BB: Let's go back to your exhibition "Les Immatériaux" and to the concept behind it.

JFL: We arbitrarily and quite purposely created a kind of filter, since there were so many things to exhibit that our very first worry was about how to go about dealing with it all. There was never any pretense of doing some sort of universal exhibition. Universal exhibitions are no longer possible, and that's more than just a question of budgeting. And so what were our criteria of selection? They were on three different levels. First of all, we wanted to exhibit things that inspire a feeling of incertitude: incertitude about the finalities of these developments and incertitude about the identity of the human individual in his condition of such improbably immateriality. That's a criterion of selection that's concerned with the philosophical stakes of the exhibition. Then we obviously had to give attention to the arrangement of the show in terms of time and space. And here we appealed to two principles: no fancy mouldings and no pedestals. We didn't want still another re-evocation of a gallery or a salon, by which I mean an arrangement of rooms in a Royal Palace as designed by the king. We wanted to avoid this way of squarely defining things and we had to discover a more fluid and immaterial system for the organisation of space.

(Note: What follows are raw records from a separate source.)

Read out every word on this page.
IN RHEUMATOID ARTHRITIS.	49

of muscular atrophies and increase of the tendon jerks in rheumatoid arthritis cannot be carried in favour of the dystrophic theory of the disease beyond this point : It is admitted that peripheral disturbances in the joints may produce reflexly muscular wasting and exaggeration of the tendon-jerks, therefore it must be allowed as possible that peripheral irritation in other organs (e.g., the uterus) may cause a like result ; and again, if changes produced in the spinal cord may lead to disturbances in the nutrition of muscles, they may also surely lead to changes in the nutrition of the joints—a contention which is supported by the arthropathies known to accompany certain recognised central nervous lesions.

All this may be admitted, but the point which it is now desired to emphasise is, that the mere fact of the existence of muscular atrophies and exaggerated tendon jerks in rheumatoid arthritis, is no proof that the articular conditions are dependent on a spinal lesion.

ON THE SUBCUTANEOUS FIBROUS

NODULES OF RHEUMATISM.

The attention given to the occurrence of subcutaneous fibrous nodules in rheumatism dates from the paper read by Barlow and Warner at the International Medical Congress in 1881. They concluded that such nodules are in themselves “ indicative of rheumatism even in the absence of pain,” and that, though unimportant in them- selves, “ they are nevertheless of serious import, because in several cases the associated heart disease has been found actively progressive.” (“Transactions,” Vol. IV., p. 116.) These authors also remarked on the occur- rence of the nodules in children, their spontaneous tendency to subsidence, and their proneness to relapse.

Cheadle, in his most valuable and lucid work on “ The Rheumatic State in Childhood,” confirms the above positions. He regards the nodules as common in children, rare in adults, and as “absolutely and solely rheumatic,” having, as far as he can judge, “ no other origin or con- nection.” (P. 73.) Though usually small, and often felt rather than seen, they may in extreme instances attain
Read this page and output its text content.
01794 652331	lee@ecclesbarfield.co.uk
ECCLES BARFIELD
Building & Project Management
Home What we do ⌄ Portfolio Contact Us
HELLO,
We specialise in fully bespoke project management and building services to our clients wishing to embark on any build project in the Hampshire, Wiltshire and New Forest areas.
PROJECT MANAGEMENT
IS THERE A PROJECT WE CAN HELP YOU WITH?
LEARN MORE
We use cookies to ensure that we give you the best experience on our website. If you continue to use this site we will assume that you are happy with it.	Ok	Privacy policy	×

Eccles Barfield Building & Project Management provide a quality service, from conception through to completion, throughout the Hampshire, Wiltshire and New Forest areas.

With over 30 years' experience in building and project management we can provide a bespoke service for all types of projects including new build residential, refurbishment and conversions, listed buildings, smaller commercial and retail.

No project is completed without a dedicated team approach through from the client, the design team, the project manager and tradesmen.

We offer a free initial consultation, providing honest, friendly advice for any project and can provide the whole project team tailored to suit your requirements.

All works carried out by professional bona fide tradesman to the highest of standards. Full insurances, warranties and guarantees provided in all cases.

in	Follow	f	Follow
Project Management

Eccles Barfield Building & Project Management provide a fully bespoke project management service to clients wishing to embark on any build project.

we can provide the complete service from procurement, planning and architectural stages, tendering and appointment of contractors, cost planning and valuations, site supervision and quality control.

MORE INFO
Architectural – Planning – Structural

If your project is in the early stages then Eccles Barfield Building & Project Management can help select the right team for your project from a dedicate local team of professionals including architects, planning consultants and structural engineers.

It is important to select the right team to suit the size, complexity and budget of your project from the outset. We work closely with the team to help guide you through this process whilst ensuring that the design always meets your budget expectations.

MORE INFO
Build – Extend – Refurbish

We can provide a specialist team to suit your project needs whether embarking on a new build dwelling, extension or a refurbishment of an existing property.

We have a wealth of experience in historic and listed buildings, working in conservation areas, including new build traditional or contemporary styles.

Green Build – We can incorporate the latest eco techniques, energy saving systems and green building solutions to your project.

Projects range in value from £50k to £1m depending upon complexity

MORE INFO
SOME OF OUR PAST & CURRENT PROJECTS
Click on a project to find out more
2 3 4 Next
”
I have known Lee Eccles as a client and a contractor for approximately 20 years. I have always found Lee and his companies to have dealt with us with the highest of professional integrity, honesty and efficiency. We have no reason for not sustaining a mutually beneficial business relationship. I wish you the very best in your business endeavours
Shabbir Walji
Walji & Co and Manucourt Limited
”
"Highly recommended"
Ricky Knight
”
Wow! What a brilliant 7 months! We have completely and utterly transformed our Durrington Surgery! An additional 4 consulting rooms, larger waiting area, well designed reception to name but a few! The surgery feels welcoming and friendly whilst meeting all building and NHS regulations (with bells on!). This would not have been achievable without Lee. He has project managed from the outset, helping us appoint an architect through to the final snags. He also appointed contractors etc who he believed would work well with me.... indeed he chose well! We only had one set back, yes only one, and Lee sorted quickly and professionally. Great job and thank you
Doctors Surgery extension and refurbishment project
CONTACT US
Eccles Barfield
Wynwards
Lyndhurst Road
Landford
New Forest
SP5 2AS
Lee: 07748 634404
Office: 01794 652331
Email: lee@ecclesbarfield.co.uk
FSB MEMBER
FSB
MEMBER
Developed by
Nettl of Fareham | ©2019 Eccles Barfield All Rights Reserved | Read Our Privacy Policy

So, instead of walls, we'll have a system of webbings that will be stretched from floor to ceiling, and the ways in which they're lighted will permit us to vary the distances that the eye can cover and to modulate the indications that ought to be followed, but without being prescriptive, since many of the sites we'll be building will be in the form of intersections that allow one then to go off in any number of directions. These webbings will be grey, and they'll change in quality according to the ways in which they're lighted, and that will also determine whether or not they are more or less opaque. Here again you can see that I'm still within the tradition of the modern. Something else that we've decided to realise for the exhibition is a system of portable radio guides. Each of the visitors will have a kind of Walkman, and even though they won't have to tune into different stations, they'll move from one broadcast to another as they walk through the exhibition space. The broadcasts will cover several sites at once. This is a way of permitting me to create a soundtrack of commentaries that won't even really be commentaries at all, and the textual element included in the visit to the show will be a considerably more forceful presence than it usually is; there will also be music and other sound effects. I'm particularly concerned with turning the exhibition itself into a work of art, and I imagine that that may cause some discomfort for Daniel Buren.

BB: How do you mean?

JFL: You'll remember that he once had a complaint to make about one of the Documenta exhibitions, and he remarked, "What they're exhibiting isn't the works of art, but the exhibition itself." There's a way in which that's what we'll be doing here, even though I'm not at all concerned with asking myself if I have the right to declare myself an artist. I simply feel that there are things that can be done at the level of the physical articulation of the exhibition, and we've decided to try to do them. Something else, for example, is that any art objects that may find a place next to the other elements of the exhibition will have to be compatible. We also intend to exclude works that are expressionist, neo-expressionist, or "transavantgardist". We intend to be quite "strict" in our attempt to detect the existence of a postmodern sensibility, which isn't at all the sort of thing to which the term is generally applied in the field of the arts.